Sebagai seorang akademisi, Cholidi juga memaparkan struktur dalam dunia komunikasi massa. Ia menjelaskan bahwa sinematografi atau film berada di puncak hierarki konten digital. Di bawahnya ada trailer, teaser, lalu turun ke video pendek seperti konten TikTok atau media sosial lainnya.

“Kalau film bisa satu jam, trailer cukup satu menit, dan teaser hanya 10 detik. Tapi semuanya punya potensi untuk menyampaikan pesan dakwah. Kuncinya ada di niat dan strategi,” tegasnya.

Cholidi juga membagikan kebanggaannya pernah menjadi satu-satunya pembicara dari Indonesia dalam forum internasional pasca-Muktamar Muhammadiyah di Universitas Muhammadiyah Makassar.

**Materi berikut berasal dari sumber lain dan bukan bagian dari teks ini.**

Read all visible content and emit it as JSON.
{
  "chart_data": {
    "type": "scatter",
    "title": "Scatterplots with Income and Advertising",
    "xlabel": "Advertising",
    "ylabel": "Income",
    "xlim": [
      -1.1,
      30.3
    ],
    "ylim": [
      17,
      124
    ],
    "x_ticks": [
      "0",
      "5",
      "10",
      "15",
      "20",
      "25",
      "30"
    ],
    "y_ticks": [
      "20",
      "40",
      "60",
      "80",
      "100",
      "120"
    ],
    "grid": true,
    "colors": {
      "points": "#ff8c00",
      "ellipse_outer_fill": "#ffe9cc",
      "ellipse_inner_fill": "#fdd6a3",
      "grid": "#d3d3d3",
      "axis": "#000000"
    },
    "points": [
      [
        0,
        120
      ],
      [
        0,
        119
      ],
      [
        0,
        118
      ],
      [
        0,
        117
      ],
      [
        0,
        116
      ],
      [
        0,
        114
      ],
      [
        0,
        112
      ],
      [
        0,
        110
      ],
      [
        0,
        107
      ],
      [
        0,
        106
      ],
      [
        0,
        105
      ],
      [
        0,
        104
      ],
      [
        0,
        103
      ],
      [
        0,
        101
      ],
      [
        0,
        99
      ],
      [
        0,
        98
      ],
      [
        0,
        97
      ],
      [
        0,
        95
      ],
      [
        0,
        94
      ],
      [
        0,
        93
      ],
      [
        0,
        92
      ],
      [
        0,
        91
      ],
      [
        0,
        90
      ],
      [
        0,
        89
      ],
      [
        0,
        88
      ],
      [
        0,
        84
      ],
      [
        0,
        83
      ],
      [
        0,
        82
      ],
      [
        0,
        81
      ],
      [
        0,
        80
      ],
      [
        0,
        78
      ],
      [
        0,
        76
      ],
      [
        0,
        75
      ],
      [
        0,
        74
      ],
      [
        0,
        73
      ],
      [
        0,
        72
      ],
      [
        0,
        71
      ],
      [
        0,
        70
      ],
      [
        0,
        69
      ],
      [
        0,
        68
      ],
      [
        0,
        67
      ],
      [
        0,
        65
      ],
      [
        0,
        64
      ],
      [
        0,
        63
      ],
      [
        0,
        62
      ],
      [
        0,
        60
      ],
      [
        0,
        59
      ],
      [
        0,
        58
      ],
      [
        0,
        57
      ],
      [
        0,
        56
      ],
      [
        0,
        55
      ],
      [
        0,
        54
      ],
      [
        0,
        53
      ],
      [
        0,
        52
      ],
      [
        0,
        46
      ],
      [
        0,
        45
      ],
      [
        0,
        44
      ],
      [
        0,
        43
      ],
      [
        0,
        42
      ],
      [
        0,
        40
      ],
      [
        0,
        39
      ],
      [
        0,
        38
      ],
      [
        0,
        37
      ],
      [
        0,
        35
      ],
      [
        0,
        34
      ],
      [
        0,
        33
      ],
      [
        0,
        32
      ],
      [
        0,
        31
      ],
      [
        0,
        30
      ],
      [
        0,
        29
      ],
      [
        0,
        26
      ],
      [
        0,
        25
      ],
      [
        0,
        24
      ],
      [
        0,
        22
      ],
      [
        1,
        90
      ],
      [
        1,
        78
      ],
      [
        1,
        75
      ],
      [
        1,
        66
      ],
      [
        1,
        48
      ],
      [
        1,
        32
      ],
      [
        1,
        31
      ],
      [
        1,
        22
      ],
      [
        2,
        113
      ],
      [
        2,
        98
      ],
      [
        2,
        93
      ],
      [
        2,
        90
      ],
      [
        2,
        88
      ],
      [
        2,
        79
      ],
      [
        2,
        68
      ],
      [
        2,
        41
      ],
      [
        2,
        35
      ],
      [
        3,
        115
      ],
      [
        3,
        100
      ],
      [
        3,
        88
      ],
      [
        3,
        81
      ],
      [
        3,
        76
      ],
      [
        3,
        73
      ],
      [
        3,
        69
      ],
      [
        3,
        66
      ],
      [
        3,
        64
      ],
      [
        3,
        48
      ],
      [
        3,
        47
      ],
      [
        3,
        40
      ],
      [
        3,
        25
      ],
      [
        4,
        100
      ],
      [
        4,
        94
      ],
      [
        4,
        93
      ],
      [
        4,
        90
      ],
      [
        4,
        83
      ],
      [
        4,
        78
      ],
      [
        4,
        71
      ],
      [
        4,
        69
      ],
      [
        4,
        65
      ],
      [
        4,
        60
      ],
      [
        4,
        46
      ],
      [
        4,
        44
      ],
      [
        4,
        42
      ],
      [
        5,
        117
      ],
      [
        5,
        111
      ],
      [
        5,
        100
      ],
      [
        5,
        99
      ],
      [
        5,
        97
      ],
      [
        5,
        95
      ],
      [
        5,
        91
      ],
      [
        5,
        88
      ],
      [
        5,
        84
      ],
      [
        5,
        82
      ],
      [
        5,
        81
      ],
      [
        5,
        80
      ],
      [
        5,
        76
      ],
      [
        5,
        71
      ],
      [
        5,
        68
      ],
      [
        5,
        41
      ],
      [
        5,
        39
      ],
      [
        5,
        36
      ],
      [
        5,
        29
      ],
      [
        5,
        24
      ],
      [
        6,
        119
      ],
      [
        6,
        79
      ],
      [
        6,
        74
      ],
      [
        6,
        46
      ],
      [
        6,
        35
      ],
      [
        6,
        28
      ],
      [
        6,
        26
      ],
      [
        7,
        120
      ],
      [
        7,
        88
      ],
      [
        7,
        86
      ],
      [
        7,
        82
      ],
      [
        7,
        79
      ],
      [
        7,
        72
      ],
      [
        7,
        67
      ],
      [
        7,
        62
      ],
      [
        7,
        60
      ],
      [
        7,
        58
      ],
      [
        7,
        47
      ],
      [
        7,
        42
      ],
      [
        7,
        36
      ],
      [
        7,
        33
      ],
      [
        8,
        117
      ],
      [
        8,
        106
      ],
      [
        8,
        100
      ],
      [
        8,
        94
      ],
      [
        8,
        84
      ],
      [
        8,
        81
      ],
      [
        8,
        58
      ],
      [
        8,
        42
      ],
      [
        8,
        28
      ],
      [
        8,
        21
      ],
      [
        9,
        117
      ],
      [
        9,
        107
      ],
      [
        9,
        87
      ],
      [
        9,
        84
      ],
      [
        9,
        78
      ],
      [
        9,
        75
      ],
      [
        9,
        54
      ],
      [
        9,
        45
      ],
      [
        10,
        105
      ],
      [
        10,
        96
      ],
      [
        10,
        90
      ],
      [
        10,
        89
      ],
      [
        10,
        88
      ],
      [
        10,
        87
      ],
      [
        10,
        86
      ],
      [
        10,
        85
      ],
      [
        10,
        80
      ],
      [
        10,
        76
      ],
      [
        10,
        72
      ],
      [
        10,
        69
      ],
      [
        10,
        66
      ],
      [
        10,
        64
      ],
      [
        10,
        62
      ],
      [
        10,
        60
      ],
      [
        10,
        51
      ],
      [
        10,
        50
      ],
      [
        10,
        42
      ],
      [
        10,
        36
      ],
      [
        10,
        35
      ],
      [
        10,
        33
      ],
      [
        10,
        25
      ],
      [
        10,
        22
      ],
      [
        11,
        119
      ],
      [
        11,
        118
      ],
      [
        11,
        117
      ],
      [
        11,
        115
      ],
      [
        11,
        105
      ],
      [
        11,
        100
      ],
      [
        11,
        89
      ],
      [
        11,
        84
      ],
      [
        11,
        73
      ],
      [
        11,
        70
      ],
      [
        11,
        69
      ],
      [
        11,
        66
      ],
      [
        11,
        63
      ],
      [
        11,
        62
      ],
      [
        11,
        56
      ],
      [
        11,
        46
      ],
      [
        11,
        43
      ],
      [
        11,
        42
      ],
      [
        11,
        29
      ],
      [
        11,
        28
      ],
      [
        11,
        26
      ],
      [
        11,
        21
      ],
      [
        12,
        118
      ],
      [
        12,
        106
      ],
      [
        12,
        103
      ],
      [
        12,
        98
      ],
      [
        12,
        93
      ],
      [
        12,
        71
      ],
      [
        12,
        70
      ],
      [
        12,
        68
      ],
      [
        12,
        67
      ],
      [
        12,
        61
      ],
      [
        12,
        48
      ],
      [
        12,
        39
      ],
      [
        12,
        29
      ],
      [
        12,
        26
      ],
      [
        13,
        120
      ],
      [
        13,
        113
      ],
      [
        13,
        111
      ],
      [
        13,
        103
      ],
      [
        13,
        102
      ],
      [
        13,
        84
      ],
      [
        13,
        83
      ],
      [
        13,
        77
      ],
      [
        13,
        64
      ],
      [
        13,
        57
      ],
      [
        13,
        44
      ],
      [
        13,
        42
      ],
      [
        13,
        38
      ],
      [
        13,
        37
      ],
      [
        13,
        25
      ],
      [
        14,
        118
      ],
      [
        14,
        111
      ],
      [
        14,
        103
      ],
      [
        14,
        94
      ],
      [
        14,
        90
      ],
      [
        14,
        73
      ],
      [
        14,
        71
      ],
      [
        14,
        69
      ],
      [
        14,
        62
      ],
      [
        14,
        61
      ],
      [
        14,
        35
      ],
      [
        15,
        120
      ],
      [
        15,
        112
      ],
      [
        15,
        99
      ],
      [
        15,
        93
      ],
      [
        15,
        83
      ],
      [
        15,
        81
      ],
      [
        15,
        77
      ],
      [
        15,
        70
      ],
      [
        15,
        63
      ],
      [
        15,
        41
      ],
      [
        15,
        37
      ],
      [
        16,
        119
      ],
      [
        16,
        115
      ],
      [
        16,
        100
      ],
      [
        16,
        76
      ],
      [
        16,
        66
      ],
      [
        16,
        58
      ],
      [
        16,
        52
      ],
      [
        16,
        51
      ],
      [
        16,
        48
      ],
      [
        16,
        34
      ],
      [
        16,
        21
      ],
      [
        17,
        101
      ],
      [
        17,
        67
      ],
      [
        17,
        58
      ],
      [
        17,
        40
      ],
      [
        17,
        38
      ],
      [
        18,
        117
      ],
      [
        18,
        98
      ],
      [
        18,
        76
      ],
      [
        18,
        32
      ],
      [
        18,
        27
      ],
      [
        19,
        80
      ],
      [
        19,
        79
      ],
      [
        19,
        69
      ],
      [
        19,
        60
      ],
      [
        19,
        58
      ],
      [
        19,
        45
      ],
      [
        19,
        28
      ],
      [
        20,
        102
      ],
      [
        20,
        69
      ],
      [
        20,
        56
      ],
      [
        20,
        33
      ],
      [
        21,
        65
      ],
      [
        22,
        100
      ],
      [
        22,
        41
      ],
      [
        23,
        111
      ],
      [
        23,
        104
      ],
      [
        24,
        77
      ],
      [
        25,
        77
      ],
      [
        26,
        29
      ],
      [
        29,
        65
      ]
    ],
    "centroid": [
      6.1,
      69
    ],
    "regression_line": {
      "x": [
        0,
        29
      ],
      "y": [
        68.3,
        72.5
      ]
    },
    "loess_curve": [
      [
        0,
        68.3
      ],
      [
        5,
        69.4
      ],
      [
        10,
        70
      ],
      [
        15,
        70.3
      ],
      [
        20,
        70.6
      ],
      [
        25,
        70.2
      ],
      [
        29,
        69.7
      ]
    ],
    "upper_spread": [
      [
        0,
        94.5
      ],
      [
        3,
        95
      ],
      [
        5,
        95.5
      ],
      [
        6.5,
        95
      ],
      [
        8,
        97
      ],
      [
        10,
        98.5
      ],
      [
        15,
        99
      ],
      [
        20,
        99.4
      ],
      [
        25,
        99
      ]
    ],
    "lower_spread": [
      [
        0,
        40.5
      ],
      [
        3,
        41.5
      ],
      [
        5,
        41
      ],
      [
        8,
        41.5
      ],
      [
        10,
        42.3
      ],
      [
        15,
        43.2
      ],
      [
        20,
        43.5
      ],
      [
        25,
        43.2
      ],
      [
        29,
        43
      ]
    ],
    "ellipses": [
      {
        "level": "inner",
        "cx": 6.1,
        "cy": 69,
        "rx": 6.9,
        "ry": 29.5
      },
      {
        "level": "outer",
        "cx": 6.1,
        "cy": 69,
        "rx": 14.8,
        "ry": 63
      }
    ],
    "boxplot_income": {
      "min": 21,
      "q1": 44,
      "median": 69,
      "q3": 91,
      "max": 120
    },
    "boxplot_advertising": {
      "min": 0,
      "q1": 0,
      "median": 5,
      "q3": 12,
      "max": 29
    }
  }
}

Dalam forum yang dihadiri perwakilan dari Jepang, Australia, Singapura, dan Malaysia itu, ia membawakan materi tentang film sebagai media ilmiah—dengan bahasa Inggris.

Tak hanya di panggung-panggung besar, selama dua tahun terakhir ia juga aktif berdiskusi dan berdakwah di berbagai komunitas, bahkan di restoran milik diaspora Indonesia di luar negeri. Semua itu ia lakukan dengan satu tujuan: menyampaikan nilai-nilai Islam secara damai, inklusif, dan relevan dengan zaman.

“Saya ingin bilang ke teman-teman semua, jangan takut masuk ke media. Jadi aktor boleh, influencer boleh, asal niatnya dakwah. Karena hari ini, ruang dakwah bukan cuma di mimbar—tapi juga di layar, di feed, di story, dan di YouTube,” tutupnya dengan penuh semangat.

Program Pembibitan Calon Dai Muda Tahun 2025 ini diselenggarakan oleh Direktorat Penerangan Agama Islam, Ditjen Bimas Islam Kementerian Agama. Dengan peserta dari seluruh provinsi, program ini bertujuan mencetak dai-dai muda yang tak hanya moderat dan adaptif, tapi juga siap berdakwah di era digital dengan pendekatan yang segar dan berdampak.